Quebra de segredo bancário – Oposição à execução 1832/13.5YYPRT-B – 1ª secção de execução do Porto – J2

            Sumário:

               Não deve ser quebrado o segrego bancário no âmbito de uma oposição à execução em que o embargante nem sequer excepciona a inexistência da relação fundamental (antes impugna a afirmação contrária feita pelos exequentes) e as informações pretendidas são irrelevantes para a contraprova da inexistência da relação fundamental (porque nem sequer foram feitas afirmações suficientes para prova dessa inexistência).

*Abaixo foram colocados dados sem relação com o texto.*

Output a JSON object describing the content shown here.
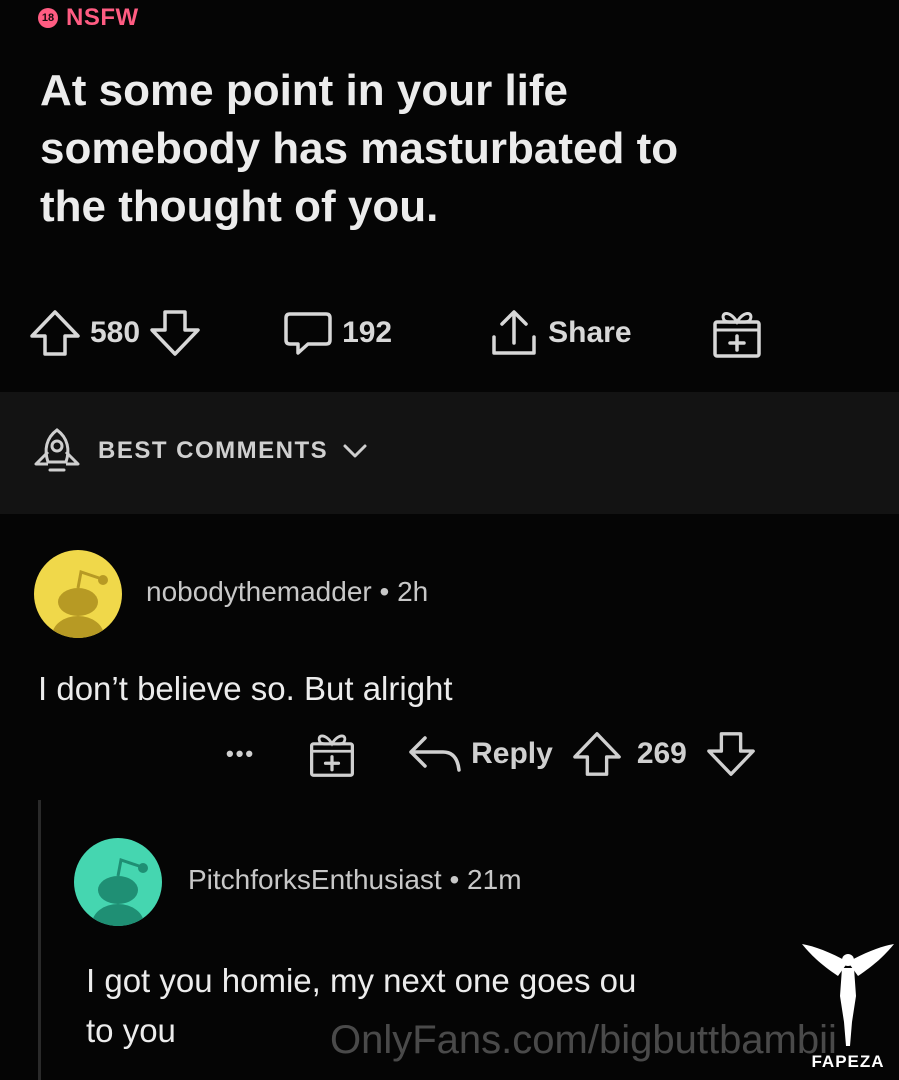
{
  "post": {
    "badge_number": "18",
    "badge_label": "NSFW",
    "title_lines": [
      "At some point in your life",
      "somebody has masturbated to",
      "the thought of you."
    ],
    "upvotes": "580",
    "comments": "192",
    "share_label": "Share"
  },
  "sort": {
    "label": "BEST COMMENTS"
  },
  "comments": [
    {
      "username": "nobodythemadder",
      "time": "2h",
      "body": "I don’t believe so. But alright",
      "more": "•••",
      "reply_label": "Reply",
      "score": "269",
      "avatar_color": "#f0d84a"
    },
    {
      "username": "PitchforksEnthusiast",
      "time": "21m",
      "body_lines": [
        "I got you homie, my next one goes ou",
        "to you"
      ],
      "avatar_color": "#45d6b0"
    }
  ],
  "watermark": {
    "text": "OnlyFans.com/bigbuttbambii",
    "brand": "FAPEZA"
  },
  "colors": {
    "nsfw": "#ff5c82",
    "background": "#050505",
    "sort_bar": "#131313"
  }
}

            Acordam no Tribunal da Relação do Porto os juízes abaixo assinados:

            A e marido requereram uma execução contra os dois únicos herdeiros de B, com base num reconhecimento de dívida relativo a um empréstimo que lhe fizeram em data anterior a Janeiro de 2000 de 5000 contos.

            Um dos herdeiros deduziu oposição à execução em 23/04/2013, impugnando o empréstimo, dizendo, entre o mais, que a falecida nunca teve necessidade de recorrer a empréstimos e que levava uma vida desafogada.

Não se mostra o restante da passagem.